Neutral zone classifiers allow for a region of neutrality when there is inadequate information to assign a predicted class label with suitable confidence. A neutral zone classifier is defined by classification regions that trade off the cost of an incorrect classification against the cost of remaining neutral. We derive a Bayes neutral zone classifier and demonstrate that it outperforms previous neutral zone classifiers with respect to the expected cost of misclassifications and also with respect to computational complexity. Additionally, we present the scenarios where the previous neutral zone classifiers and the proposed Bayes neutral zone classifier achieve equivalence in both the two-class and three-class setting.

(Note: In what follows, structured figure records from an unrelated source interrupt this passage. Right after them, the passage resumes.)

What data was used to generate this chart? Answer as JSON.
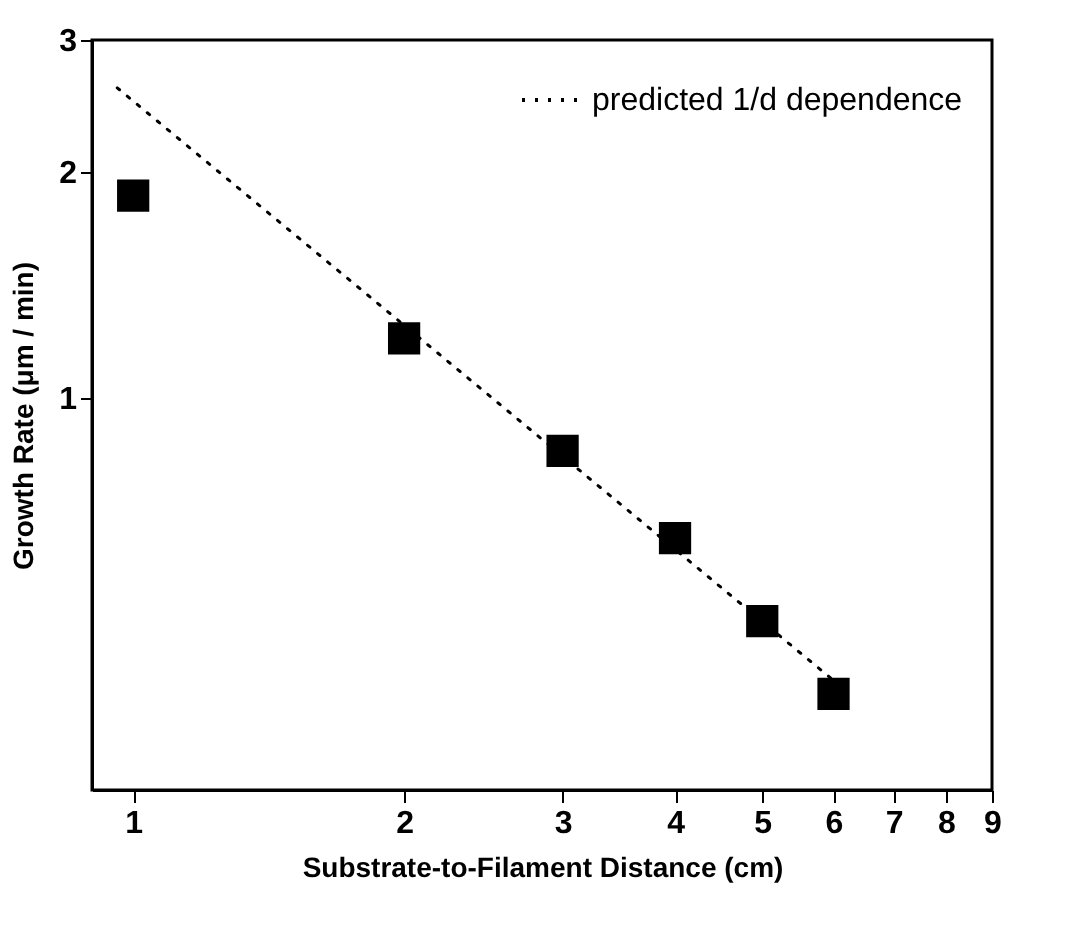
{
  "chart_data": {
    "type": "scatter",
    "xlabel": "Substrate-to-Filament Distance (cm)",
    "ylabel": "Growth Rate (μm / min)",
    "log": "xy",
    "xlim": [
      0.9,
      9
    ],
    "ylim": [
      0.3,
      3
    ],
    "xticks": [
      1,
      2,
      3,
      4,
      5,
      6,
      7,
      8,
      9
    ],
    "yticks": [
      1,
      2,
      3
    ],
    "legend": "top right",
    "grid": false,
    "series": [
      {
        "color": "#000000",
        "marker": "square",
        "x": [
          1,
          2,
          3,
          4,
          5,
          6
        ],
        "values": [
          1.86,
          1.2,
          0.85,
          0.65,
          0.504,
          0.403
        ]
      },
      {
        "name": "predicted 1/d dependence",
        "type": "line",
        "line_style": "dotted",
        "color": "#000000",
        "x": [
          0.96,
          6
        ],
        "values": [
          2.59,
          0.42
        ]
      }
    ]
  }
}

Following the theoretical derivation of the Bayes neutral zone classifier we extend the methodology to both the unsupervised and semi-supervised setting via the EM algorithm for the purpose of developing neutral zone classifiers beyond the supervised setting. Previous versions of neutral zone classifiers have only dealt with the supervised settings. The discussion of unsupervised and semi-supervised neutral zone classifiers covers both the parametric and nonparametric cases. Simulation studies in both the parametric and nonparametric cases show the improvements that can be obtained by adding labeled data for semi-supervised learning.
The Bayes neutral zone classifier is illustrated with a microbial community profiling application in which no training data is available. In this example we show the benefits obtained over previous neutral zone classifiers. Additionally, a simulation study is performed to investigate the benefits of using neutral zone classification to remove noise from microbial community profiling data sets.